Гозель улыбнулась ей доброй улыбкой.

— Скажите, Гозель, — спросил Фрэнк, — вот вы туркменка, ваш муж болгарин, он рано или поздно уедет к себе на родину, а как вы — тоже поедете с ним? Не боитесь в чужую страну? Там другие люди, свои обычаи…

— Если там такие люди, как мой Данчо, чего мне бояться? — она на секунду прижалась к нему плечом и та же добрая улыбка осветила ее лицо. — А потом… мы еще не решили, где будем жить — в Болгарии или в Туркмении.

— Я понимаю, — сказал Фрэнк, — Болгария тоже социалистическая страна. Но если бы вы полюбили такого же красивого парня из другой страны, не социалистической, вы уехали бы с ним?

Она посмотрела на Данчо, словно не понимая, чего добивается от нее этот иностранец.

— Чтобы полюбить — одной красоты мало. — Газель застенчиво потупилась. — Надо иметь много общего… интересы… я не знаю…

— Ну, он был бы богат, мог дать все, что захотите, — виллу, яхту, слуг, возможность путешествовать, — допытывался Фрэнк. — Тогда вы согласились бы?

— Извините, мы говорим на разных языках, — сказала она огорченно. — Нам трудно понять друг друга.

Фрэнк развел руками.

В дальнем конце завели песню. Данчо первый подхватил ее, за ним — Гозель.

— О чем поют? — нагнулся Фрэнк к Максимову.

— В Болгарии есть памятник русскому солдату. Болгары называют его Алеша. Он не может дарить цветы девушкам, потому что погиб на войне с фашизмом, и теперь девушки приносят ему цветы.

Фрэнк вслушивался в незнакомый мотив. Песня показалась ему грустной и светлой. «Странные люди, — подумал он, — на свадьбе поют такие песни»…

Потом немолодой уже, медлительный, очень сосредоточенный туркмен, отодвинув к стене стул, сел, закинул ногу на ногу, неторопливо настроил двухструнный инструмент и, закатив глаза, запел, аккомпанируя себе. Сильный гортанный голос заполнил всю комнату и был похож на плач. «Будто негритянский блюз», — удивился этому сходству Фрэнк и повернулся к Максимову, который что-то спрашивал у Гозель.

— Мне объяснили, что это бахши, народный певец, — громким шепотом пояснил переводчик. — Песня на слова туркменского классика Махтумкули. Поэт лишен своей любимой и…

— Я так и понял, — остановил его Фрэнк…

Джозина вышла из ванной в махровом халате.

— Ты не спишь?

— Устал, сон не идет. Почитаю и усну.

Он взял с тумбочки книгу, с которой не расставался в дороге. Это была любимая книга, подаренная ему автором лет пятнадцать назад. Фрэнк всегда немного завидовал ему, — хотел бы сам написать что-нибудь подобное. Но ведь не каждому дано, теперь он это знает…

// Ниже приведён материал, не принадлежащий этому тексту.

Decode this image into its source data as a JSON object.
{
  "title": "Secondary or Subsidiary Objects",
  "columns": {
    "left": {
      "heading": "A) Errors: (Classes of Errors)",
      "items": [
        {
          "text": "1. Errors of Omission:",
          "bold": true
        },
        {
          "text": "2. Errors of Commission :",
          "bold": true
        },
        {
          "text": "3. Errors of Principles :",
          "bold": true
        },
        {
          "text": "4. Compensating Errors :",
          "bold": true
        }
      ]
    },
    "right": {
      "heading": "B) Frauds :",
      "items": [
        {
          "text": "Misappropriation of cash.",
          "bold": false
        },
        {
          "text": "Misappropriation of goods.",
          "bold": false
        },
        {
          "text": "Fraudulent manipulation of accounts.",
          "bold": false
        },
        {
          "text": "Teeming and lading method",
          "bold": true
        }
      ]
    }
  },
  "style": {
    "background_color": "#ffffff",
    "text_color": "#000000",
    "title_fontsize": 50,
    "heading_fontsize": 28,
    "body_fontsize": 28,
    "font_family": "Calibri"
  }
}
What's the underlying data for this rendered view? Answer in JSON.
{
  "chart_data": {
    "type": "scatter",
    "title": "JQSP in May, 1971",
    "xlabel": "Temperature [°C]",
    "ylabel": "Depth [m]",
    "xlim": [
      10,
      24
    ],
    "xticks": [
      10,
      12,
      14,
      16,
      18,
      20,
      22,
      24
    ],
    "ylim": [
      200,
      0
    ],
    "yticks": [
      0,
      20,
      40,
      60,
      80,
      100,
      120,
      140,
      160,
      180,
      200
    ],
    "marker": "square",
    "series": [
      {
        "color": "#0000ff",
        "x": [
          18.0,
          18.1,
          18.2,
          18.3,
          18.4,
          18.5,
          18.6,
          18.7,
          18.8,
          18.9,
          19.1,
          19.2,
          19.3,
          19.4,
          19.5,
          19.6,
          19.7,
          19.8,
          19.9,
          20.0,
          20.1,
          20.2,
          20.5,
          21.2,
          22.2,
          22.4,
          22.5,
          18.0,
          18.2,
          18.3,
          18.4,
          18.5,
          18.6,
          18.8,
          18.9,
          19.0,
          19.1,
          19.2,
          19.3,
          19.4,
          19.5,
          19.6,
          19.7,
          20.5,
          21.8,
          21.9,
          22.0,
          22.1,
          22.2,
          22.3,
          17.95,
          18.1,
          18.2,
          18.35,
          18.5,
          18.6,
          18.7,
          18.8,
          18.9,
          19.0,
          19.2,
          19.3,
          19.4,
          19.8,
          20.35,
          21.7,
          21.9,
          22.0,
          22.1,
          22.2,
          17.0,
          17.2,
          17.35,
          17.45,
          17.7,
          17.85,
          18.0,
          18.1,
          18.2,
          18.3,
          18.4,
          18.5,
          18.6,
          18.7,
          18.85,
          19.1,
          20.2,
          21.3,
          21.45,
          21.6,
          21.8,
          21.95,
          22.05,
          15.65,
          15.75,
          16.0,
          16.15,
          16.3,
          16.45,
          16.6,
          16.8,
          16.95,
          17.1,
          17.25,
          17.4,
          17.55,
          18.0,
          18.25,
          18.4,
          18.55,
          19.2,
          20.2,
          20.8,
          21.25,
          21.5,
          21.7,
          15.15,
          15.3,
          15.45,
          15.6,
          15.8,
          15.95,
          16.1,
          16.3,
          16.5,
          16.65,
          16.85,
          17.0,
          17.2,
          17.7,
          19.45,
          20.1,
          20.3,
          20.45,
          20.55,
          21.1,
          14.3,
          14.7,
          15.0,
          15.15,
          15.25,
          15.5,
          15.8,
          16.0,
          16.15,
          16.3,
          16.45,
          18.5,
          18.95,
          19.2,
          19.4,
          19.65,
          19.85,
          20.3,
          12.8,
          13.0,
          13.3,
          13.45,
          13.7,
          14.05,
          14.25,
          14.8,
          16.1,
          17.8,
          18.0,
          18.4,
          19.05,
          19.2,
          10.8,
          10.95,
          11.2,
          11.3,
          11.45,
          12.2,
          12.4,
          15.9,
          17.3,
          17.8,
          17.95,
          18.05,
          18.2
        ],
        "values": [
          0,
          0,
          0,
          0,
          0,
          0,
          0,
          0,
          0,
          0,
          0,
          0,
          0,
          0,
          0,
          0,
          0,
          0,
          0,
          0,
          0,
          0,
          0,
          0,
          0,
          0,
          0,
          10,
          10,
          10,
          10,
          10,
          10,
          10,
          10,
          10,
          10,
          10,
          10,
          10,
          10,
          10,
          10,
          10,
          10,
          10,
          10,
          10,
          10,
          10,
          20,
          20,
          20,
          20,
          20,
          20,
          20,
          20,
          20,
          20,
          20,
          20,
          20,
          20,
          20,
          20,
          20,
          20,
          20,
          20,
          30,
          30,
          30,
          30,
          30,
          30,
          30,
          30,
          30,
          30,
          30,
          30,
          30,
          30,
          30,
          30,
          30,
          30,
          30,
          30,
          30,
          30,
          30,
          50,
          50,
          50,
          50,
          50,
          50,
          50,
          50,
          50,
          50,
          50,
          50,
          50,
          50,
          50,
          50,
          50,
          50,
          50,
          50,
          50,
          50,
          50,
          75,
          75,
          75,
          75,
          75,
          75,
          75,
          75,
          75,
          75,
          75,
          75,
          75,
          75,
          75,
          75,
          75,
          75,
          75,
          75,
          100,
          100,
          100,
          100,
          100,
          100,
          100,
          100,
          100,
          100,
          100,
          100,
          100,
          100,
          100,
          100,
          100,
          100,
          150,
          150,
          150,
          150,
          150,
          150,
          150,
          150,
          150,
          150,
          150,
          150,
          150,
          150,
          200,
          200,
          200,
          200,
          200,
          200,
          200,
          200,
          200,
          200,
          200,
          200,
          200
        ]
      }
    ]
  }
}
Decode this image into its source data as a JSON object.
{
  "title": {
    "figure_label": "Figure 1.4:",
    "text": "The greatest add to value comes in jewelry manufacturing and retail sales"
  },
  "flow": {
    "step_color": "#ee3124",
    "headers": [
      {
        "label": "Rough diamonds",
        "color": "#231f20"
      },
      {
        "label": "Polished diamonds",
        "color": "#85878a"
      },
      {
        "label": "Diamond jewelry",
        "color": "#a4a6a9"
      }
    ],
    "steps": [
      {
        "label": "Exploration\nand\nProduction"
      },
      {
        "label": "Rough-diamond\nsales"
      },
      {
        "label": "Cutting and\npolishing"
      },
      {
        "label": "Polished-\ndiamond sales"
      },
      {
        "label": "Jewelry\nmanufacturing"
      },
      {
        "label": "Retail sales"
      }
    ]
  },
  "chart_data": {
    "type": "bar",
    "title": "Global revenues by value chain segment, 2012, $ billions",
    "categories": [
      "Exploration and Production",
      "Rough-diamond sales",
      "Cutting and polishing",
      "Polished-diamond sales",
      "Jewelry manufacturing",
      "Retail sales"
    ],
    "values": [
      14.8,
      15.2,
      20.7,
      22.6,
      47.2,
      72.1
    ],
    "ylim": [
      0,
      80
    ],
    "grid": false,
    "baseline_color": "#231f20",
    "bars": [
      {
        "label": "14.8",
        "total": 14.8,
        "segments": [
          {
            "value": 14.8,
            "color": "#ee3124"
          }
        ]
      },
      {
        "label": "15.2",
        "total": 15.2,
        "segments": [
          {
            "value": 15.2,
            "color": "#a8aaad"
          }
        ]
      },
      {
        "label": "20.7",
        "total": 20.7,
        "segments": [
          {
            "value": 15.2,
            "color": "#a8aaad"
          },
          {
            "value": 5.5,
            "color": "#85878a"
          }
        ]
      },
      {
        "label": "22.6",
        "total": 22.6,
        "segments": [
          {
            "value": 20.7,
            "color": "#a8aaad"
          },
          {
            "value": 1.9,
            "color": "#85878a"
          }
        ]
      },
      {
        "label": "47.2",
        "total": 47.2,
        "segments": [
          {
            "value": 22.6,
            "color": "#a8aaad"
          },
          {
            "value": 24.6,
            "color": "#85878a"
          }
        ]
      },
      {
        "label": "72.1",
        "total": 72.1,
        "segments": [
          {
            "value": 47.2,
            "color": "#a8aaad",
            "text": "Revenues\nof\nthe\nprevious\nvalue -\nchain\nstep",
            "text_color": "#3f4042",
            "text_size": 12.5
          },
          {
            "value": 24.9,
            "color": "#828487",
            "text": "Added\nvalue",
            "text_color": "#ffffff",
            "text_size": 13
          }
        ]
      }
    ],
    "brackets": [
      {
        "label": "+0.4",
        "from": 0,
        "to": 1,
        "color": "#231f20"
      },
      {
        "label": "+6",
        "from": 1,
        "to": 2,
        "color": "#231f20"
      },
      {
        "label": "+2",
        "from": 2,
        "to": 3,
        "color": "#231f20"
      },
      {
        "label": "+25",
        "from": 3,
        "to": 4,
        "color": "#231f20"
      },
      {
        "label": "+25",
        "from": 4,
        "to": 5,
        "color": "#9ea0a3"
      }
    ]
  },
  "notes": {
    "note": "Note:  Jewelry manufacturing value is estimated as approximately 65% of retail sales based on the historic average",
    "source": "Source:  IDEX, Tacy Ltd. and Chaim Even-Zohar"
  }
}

На титульном листе поблекла от времени надпись: «Писать можно только о том, что наблюдаешь и чувствуешь. От писателей Америки потребуется еще много серьезных усилий, чтобы покончить с несправедливостью социального и политического положения негров в нашей стране. Пусть не оставят Вас силы на пути своего долга». Роман назывался «Ближе к дому» и автором его был Эрскин Колдуэлл.

Нет, они не были друзьями, даже близкими знакомыми не были. Но в те годы Фрэнк активно работал под руководством Мартина Лютера Кинга, ему удалось выпустить книгу, в которой были собраны потрясающие документы о жизни негров. Книга понравилась Колдуэллу, однажды их познакомили, они поговорили минут десять в холле гостиницы, и Эрскин прислал Фрэнку свой последний роман с автографом. Теперь они оба уже старики. Эрскин на пять лет старше. Но он все-таки белый, ему легче…

— Я думаю, как ты будешь обо всем этом писать, — озабоченность прозвучала в голосе Джозины.

— Я сам не знаю, — вздохнул он. — Меня это тоже мучит. То, что мы здесь увидели, издателям Харриса совсем не нужно. Но я твердо решил: писать, только о том, что вижу и чувствую.

— Как подумаю, что нас ожидает, если он не примет твою рукопись…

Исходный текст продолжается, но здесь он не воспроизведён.